Forse l'uso del nome di fantasia fa perdere al prodotto quelle caratteristiche intrinseche e peculiari tipiche di un corroborante?
Siamo all'assurdo: si punisce l'utilizzatore finale per un'ipotetica (e tutta da dimostrare) irregolarità di etichettatura da parte del responsabile dell'immissione in commercio. È come se un fertilizzante consentito in agricoltura biologica non recasse in etichetta tutte le previste diciture di legge e, per questo, si sospendesse la certificazione bio all'agricoltore che ha usato quel prodotto.

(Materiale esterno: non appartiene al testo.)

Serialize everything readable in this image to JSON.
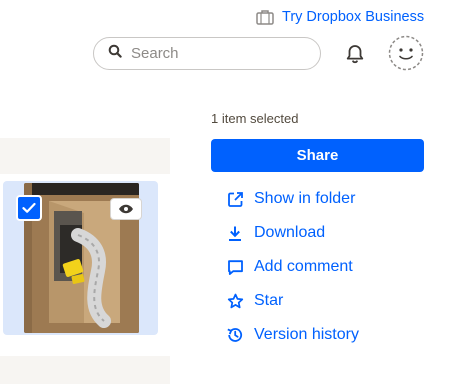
{
  "header": {
    "promo_label": "Try Dropbox Business",
    "search": {
      "placeholder": "Search",
      "value": ""
    },
    "icons": [
      "briefcase-icon",
      "search-icon",
      "bell-icon",
      "avatar-smiley-icon"
    ]
  },
  "selection": {
    "status": "1 item selected",
    "share_label": "Share"
  },
  "actions": [
    {
      "label": "Show in folder",
      "icon": "open-external-icon"
    },
    {
      "label": "Download",
      "icon": "download-icon"
    },
    {
      "label": "Add comment",
      "icon": "comment-icon"
    },
    {
      "label": "Star",
      "icon": "star-icon"
    },
    {
      "label": "Version history",
      "icon": "version-history-icon"
    }
  ],
  "file_tile": {
    "selected": true,
    "icons": [
      "checkbox-checked-icon",
      "preview-eye-icon"
    ]
  },
  "colors": {
    "accent": "#0061fe",
    "selected_tile": "#dbe7fb",
    "muted_text": "#524a3e"
  }
}
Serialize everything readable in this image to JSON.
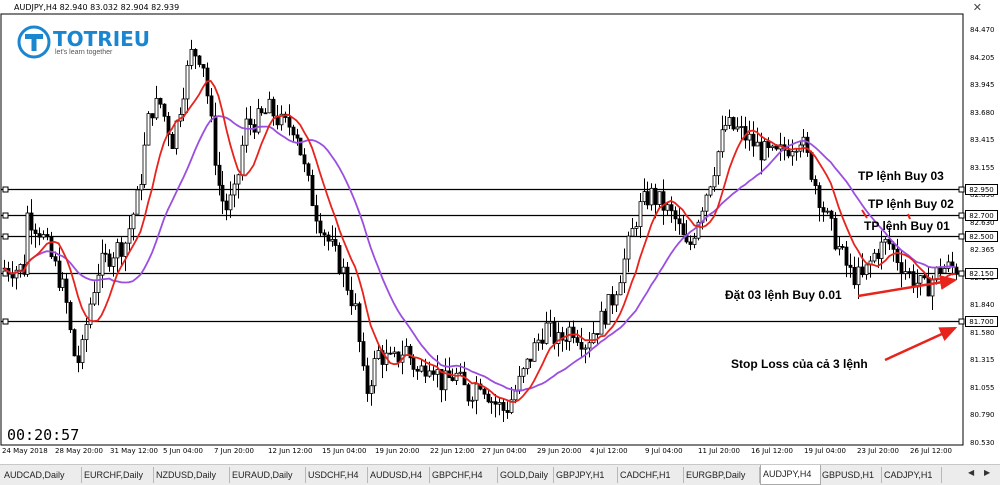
{
  "window": {
    "title": "AUDJPY,H4  82.940 83.032 82.904 82.939",
    "close": "✕"
  },
  "logo": {
    "name": "TOTRIEU",
    "tagline": "let's learn together"
  },
  "timer": "00:20:57",
  "price_axis": [
    "84.470",
    "84.205",
    "83.945",
    "83.680",
    "83.415",
    "83.155",
    "82.890",
    "82.630",
    "82.365",
    "82.105",
    "81.840",
    "81.580",
    "81.315",
    "81.055",
    "80.790",
    "80.530"
  ],
  "levels": [
    {
      "price": "82.950",
      "value": 82.95
    },
    {
      "price": "82.700",
      "value": 82.7
    },
    {
      "price": "82.500",
      "value": 82.5
    },
    {
      "price": "82.150",
      "value": 82.15
    },
    {
      "price": "81.700",
      "value": 81.7
    }
  ],
  "date_axis": [
    "24 May 2018",
    "28 May 20:00",
    "31 May 12:00",
    "5 Jun 04:00",
    "7 Jun 20:00",
    "12 Jun 12:00",
    "15 Jun 04:00",
    "19 Jun 20:00",
    "22 Jun 12:00",
    "27 Jun 04:00",
    "29 Jun 20:00",
    "4 Jul 12:00",
    "9 Jul 04:00",
    "11 Jul 20:00",
    "16 Jul 12:00",
    "19 Jul 04:00",
    "23 Jul 20:00",
    "26 Jul 12:00"
  ],
  "annotations": {
    "tp3": "TP lệnh Buy 03",
    "tp2": "TP lệnh Buy 02",
    "tp1": "TP lệnh Buy 01",
    "entry": "Đặt 03 lệnh Buy 0.01",
    "stoploss": "Stop Loss của cả 3 lệnh"
  },
  "tabs": [
    "AUDCAD,Daily",
    "EURCHF,Daily",
    "NZDUSD,Daily",
    "EURAUD,Daily",
    "USDCHF,H4",
    "AUDUSD,H4",
    "GBPCHF,H4",
    "GOLD,Daily",
    "GBPJPY,H1",
    "CADCHF,H1",
    "EURGBP,Daily",
    "AUDJPY,H4",
    "GBPUSD,H1",
    "CADJPY,H1"
  ],
  "active_tab": "AUDJPY,H4",
  "colors": {
    "fast_ma": "#e8231c",
    "slow_ma": "#9b4fe0",
    "candle": "#000000",
    "arrow": "#e8231c"
  },
  "chart_data": {
    "type": "candlestick",
    "symbol": "AUDJPY",
    "timeframe": "H4",
    "ylim": [
      80.53,
      84.6
    ],
    "shape": [
      [
        24,
        82.75
      ],
      [
        40,
        82.55
      ],
      [
        55,
        82.2
      ],
      [
        65,
        81.95
      ],
      [
        73,
        81.4
      ],
      [
        80,
        81.3
      ],
      [
        88,
        81.8
      ],
      [
        98,
        82.2
      ],
      [
        112,
        82.35
      ],
      [
        125,
        82.45
      ],
      [
        138,
        82.9
      ],
      [
        150,
        83.7
      ],
      [
        160,
        83.75
      ],
      [
        172,
        83.4
      ],
      [
        182,
        83.85
      ],
      [
        192,
        84.25
      ],
      [
        202,
        84.2
      ],
      [
        210,
        83.6
      ],
      [
        218,
        83.0
      ],
      [
        225,
        82.75
      ],
      [
        235,
        82.9
      ],
      [
        245,
        83.55
      ],
      [
        258,
        83.6
      ],
      [
        270,
        83.7
      ],
      [
        282,
        83.55
      ],
      [
        295,
        83.55
      ],
      [
        305,
        83.1
      ],
      [
        315,
        82.75
      ],
      [
        328,
        82.45
      ],
      [
        342,
        82.2
      ],
      [
        355,
        81.8
      ],
      [
        365,
        81.0
      ],
      [
        378,
        81.4
      ],
      [
        392,
        81.3
      ],
      [
        405,
        81.45
      ],
      [
        418,
        81.2
      ],
      [
        430,
        81.35
      ],
      [
        442,
        81.1
      ],
      [
        455,
        81.2
      ],
      [
        468,
        81.0
      ],
      [
        480,
        81.15
      ],
      [
        492,
        80.95
      ],
      [
        505,
        80.85
      ],
      [
        518,
        81.1
      ],
      [
        532,
        81.4
      ],
      [
        545,
        81.65
      ],
      [
        558,
        81.5
      ],
      [
        572,
        81.65
      ],
      [
        585,
        81.5
      ],
      [
        600,
        81.7
      ],
      [
        612,
        81.9
      ],
      [
        625,
        82.3
      ],
      [
        638,
        82.75
      ],
      [
        650,
        82.9
      ],
      [
        662,
        82.8
      ],
      [
        675,
        82.65
      ],
      [
        688,
        82.35
      ],
      [
        700,
        82.75
      ],
      [
        712,
        83.1
      ],
      [
        725,
        83.55
      ],
      [
        738,
        83.5
      ],
      [
        750,
        83.4
      ],
      [
        762,
        83.3
      ],
      [
        775,
        83.25
      ],
      [
        788,
        83.35
      ],
      [
        800,
        83.45
      ],
      [
        812,
        83.1
      ],
      [
        825,
        82.7
      ],
      [
        838,
        82.4
      ],
      [
        850,
        82.15
      ],
      [
        862,
        82.1
      ],
      [
        875,
        82.35
      ],
      [
        888,
        82.45
      ],
      [
        900,
        82.25
      ],
      [
        912,
        82.1
      ],
      [
        925,
        82.0
      ],
      [
        940,
        82.2
      ],
      [
        957,
        82.2
      ]
    ]
  }
}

Se proprio l'OdC avesse ritenuto di rilevare una così grave violazione delle norme, al più avrebbe potuto segnalare il fatto all'ufficio del Mipaaf deputato a ricevere le autodichiarazioni per chiedere di verificare se, alla ricezione della documentazione, fosse chiaro l'uso di un nome commerciale di fantasia.
Verso la fine dell'anno avevamo raccontato di un altro episodio di strana interpretazione delle leggi, in quel frangente si trattava della Repressione Frodi. Come in quel caso, anche la vicenda che coinvolge l'Organismo di Controllo, si protrarrà per molto tempo e con notevoli costi (diretti ed indiretti) da parte di tutti gli attori. Alla fine qualcuno pagherà ma, a prescindere da chi sarà vincitore, tanto in un caso quanto nell'altro, ci chiediamo se davvero le violazioni contestate siano tali da meritare più gradi di giudizio e se, al contrario, non sarebbe bastato un po' di buon senso per rendersi conto della pochezza delle cose contestate. Non vogliamo distrarre l'attenzione dicendo che ci sarebbero cose ben più gravi ed urgenti da sanzionare, se danno c'è stato è giusto che qualcuno paghi tuttavia è proprio il danno (o la frode) che, in tutti e due gli episodi, non riusciamo davvero a trovare.